Figure 5. AICAR induces ATM-dependent mitochondrial biogenesis.

a. Cells were treated with 250 µM AICAR for 100 min. Their lysates were then analyzed for activation of AMPK by using an antibody against phosphorylated AMPK α at Thr172. b. AICAR increases mitochondrial mass in ATM+, but not ATM− cells. Cells were treated with 250 µM AICAR for 2 days. They were then fixed and stained by 50 µM Mitotracker Green FM followed by FACS analysis. c–d. AICAR induces ATM-dependent increase in mitochondrial membrane potential. Cells were treated with 250 µM AICAR for 2 days, and then stained with JC-1, followed by FACS analysis.

Figure 6. Etoposide increases mitochondrial DNA content in mouse cortical neurons.

Isolated embryonic mouse cortical neurons (embryonic day 17.5) were treated with etoposide for 18 hrs.

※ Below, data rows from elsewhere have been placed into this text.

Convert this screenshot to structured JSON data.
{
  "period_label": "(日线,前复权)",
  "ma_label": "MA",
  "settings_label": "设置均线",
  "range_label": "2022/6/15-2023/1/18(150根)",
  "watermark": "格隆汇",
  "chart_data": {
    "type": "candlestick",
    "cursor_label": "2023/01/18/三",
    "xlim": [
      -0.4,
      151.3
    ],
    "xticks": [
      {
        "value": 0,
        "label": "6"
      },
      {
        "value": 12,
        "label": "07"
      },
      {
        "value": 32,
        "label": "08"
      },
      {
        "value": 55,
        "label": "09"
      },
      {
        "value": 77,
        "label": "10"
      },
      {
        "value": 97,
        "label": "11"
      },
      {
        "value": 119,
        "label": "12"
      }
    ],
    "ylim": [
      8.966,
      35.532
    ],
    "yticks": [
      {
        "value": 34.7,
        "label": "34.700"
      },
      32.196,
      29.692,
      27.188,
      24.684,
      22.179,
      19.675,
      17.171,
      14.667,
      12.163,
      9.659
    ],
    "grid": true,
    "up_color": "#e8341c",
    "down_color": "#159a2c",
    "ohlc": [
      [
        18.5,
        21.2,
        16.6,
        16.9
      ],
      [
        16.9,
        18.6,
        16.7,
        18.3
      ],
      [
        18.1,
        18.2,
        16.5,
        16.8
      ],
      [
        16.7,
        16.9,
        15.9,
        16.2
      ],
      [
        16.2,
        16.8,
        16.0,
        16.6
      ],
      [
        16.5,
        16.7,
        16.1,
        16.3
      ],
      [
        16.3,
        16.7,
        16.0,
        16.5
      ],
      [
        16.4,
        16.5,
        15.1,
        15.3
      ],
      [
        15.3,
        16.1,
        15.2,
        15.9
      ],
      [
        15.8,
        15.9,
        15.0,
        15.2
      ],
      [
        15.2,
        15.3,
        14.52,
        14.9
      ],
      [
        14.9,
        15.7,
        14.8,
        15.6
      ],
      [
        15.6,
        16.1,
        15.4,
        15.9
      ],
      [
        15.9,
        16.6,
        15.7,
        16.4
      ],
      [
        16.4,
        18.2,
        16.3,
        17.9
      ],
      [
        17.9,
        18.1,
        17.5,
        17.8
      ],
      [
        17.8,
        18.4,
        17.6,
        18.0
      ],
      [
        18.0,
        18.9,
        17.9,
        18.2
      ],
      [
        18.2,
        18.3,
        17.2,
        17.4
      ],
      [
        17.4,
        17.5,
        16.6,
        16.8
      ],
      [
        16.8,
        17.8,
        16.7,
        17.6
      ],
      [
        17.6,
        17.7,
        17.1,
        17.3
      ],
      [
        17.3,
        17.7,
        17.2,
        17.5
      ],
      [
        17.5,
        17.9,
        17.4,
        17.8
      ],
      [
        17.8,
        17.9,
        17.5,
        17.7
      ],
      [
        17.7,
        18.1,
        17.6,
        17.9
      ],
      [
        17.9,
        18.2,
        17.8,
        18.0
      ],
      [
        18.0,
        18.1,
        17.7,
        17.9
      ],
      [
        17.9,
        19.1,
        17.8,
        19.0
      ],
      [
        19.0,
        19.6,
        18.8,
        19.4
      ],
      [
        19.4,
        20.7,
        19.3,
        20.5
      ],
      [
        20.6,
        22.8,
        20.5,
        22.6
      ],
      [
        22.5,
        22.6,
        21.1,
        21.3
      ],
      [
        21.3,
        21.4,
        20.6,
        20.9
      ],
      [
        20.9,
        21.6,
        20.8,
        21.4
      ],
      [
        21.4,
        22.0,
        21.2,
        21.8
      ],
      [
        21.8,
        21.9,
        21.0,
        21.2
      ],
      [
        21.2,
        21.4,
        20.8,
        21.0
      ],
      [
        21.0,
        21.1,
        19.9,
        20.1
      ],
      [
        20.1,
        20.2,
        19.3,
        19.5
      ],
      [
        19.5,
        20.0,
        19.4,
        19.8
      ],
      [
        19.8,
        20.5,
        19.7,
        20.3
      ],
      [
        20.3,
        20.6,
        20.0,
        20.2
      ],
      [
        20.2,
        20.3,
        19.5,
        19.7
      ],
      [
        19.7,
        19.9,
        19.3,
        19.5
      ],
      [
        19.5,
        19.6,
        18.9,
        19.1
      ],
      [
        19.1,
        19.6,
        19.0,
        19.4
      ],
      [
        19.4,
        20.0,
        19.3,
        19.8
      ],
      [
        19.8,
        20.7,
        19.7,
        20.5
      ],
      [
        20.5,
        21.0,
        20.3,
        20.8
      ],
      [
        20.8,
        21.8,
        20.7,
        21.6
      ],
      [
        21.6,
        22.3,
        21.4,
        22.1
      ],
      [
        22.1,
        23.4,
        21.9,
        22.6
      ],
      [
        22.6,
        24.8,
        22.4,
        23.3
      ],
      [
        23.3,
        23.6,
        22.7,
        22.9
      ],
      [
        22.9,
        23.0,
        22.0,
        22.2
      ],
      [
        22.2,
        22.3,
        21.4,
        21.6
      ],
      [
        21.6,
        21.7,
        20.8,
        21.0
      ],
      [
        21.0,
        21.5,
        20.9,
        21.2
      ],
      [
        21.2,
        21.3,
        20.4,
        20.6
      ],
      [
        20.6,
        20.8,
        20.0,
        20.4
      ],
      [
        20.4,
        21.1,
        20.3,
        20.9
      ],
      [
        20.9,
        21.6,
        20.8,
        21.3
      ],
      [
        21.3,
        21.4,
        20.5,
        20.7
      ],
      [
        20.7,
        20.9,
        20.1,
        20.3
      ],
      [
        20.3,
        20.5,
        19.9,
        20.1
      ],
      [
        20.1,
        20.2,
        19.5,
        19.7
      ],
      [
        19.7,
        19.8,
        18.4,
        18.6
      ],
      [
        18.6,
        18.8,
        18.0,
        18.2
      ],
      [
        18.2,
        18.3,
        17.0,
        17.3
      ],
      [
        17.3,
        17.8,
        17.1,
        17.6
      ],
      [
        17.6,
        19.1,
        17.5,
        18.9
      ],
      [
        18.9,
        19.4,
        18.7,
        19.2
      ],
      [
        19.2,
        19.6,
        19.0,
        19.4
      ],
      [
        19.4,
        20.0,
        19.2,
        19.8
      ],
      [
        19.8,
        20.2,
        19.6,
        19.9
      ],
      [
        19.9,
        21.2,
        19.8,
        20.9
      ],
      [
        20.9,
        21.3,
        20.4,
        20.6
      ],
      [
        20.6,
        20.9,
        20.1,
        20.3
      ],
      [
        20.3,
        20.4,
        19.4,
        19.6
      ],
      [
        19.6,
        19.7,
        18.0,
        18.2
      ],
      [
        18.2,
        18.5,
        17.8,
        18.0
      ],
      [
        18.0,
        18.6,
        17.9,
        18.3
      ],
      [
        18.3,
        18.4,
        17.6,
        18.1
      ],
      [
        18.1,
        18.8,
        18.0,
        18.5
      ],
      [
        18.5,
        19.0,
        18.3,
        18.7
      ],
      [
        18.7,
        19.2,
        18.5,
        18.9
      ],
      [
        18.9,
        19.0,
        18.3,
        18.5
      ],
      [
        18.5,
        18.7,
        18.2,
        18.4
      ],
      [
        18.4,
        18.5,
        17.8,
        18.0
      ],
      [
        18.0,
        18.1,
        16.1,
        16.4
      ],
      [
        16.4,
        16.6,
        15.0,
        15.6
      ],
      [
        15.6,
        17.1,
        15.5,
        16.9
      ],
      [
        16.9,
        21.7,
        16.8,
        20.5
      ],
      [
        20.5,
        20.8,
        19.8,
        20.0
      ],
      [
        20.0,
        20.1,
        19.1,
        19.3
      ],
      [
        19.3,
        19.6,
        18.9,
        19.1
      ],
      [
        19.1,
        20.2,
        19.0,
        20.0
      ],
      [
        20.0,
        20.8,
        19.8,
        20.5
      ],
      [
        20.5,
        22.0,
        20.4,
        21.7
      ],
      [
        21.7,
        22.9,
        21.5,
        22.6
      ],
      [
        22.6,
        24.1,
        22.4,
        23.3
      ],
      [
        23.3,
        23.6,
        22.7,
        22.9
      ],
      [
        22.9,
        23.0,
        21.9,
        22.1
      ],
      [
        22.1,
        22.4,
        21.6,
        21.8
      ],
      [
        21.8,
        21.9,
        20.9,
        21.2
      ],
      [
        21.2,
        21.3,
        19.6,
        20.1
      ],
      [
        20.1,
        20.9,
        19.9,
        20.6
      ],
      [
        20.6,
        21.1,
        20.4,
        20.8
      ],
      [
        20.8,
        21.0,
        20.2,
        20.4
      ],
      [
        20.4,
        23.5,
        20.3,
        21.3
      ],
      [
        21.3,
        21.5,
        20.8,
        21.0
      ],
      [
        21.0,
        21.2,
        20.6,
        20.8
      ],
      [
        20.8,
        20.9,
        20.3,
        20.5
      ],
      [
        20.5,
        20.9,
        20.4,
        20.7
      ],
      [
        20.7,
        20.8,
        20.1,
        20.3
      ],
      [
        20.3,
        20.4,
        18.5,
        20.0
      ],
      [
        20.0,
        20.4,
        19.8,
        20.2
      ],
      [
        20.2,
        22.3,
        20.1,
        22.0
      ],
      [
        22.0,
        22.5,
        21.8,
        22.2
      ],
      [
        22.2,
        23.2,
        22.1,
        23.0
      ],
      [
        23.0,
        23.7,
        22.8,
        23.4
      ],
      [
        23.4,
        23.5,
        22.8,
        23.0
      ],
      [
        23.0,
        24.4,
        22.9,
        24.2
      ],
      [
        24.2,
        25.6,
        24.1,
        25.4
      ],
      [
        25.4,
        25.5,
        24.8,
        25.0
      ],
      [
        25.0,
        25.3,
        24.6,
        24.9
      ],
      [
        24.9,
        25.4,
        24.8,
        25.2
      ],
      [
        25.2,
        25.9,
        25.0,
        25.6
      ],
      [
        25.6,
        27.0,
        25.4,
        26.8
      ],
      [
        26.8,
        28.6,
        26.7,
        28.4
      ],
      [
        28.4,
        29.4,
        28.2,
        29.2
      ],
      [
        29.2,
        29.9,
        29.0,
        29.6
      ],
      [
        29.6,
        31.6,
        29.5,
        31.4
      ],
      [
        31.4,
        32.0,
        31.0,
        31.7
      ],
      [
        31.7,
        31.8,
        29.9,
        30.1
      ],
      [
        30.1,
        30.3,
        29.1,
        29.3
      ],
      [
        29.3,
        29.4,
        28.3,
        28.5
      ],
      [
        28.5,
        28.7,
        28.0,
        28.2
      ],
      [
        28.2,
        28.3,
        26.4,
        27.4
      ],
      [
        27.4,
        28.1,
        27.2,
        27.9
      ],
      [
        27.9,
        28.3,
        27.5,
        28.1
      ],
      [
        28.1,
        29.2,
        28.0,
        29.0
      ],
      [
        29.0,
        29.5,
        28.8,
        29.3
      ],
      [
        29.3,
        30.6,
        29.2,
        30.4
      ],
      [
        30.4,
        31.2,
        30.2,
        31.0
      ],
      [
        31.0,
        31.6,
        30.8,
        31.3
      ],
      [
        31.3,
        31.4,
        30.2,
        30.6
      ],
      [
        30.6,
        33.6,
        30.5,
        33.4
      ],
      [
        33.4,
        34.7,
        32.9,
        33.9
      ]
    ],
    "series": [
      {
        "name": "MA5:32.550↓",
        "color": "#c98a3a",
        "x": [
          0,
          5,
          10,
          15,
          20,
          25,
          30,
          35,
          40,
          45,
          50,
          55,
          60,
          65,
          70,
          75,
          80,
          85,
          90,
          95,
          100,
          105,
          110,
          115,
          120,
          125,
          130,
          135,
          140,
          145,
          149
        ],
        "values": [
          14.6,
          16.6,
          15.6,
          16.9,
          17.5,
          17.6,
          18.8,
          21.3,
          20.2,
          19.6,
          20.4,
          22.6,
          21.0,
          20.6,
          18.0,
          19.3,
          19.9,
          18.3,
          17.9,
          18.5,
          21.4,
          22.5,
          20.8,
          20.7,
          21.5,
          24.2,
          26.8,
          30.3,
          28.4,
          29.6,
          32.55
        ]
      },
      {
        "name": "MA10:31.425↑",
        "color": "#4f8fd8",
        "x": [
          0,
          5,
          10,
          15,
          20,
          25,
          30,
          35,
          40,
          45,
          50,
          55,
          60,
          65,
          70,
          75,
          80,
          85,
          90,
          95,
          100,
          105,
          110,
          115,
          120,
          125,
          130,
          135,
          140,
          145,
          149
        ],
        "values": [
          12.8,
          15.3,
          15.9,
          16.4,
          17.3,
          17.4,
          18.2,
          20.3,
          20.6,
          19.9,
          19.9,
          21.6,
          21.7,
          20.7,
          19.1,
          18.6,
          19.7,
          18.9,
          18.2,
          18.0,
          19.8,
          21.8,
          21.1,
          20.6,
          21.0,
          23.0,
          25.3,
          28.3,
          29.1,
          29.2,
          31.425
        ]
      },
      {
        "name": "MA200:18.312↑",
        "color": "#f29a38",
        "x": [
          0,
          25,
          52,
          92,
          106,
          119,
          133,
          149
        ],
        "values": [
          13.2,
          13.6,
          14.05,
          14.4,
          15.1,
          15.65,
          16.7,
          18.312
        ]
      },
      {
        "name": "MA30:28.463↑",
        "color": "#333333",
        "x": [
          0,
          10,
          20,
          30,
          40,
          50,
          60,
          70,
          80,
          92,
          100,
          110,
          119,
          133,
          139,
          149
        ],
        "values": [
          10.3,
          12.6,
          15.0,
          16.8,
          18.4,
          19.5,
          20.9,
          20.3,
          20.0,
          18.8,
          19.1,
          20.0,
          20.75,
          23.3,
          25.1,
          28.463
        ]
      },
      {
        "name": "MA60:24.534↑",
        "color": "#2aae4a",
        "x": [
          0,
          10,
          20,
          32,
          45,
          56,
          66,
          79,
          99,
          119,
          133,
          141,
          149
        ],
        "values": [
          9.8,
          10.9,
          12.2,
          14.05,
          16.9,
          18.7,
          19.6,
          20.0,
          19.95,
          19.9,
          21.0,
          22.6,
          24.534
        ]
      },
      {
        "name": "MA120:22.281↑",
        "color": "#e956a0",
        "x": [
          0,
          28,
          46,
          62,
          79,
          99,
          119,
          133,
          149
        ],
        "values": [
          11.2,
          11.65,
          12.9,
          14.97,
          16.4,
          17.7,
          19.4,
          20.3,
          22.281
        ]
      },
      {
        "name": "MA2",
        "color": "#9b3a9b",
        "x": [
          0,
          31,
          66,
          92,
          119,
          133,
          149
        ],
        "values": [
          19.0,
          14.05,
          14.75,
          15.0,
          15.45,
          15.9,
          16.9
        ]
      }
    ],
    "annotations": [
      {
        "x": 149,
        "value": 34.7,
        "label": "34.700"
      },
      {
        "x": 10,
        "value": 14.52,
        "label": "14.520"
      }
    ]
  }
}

The relative amount of the mitochondrial mtND2 gene in mouse cortical neurons was measured by quantitative real-time PCR.

Figure 7. H₂O₂ treatment increases ATM autophosphorylation, and phosphorylations of p53, AMPK α and ACC (Acetyl-CoA Carboxylase).

HeLa cells were treated with indicated concentrations of H₂O₂ for 16 hrs followed by cell lysis. Western blottings were performed using antibodies against phosphorylated ATM (Ser1981), p53 (Ser15), AMPK α (Thr172) and ACC (Ser79), respectively.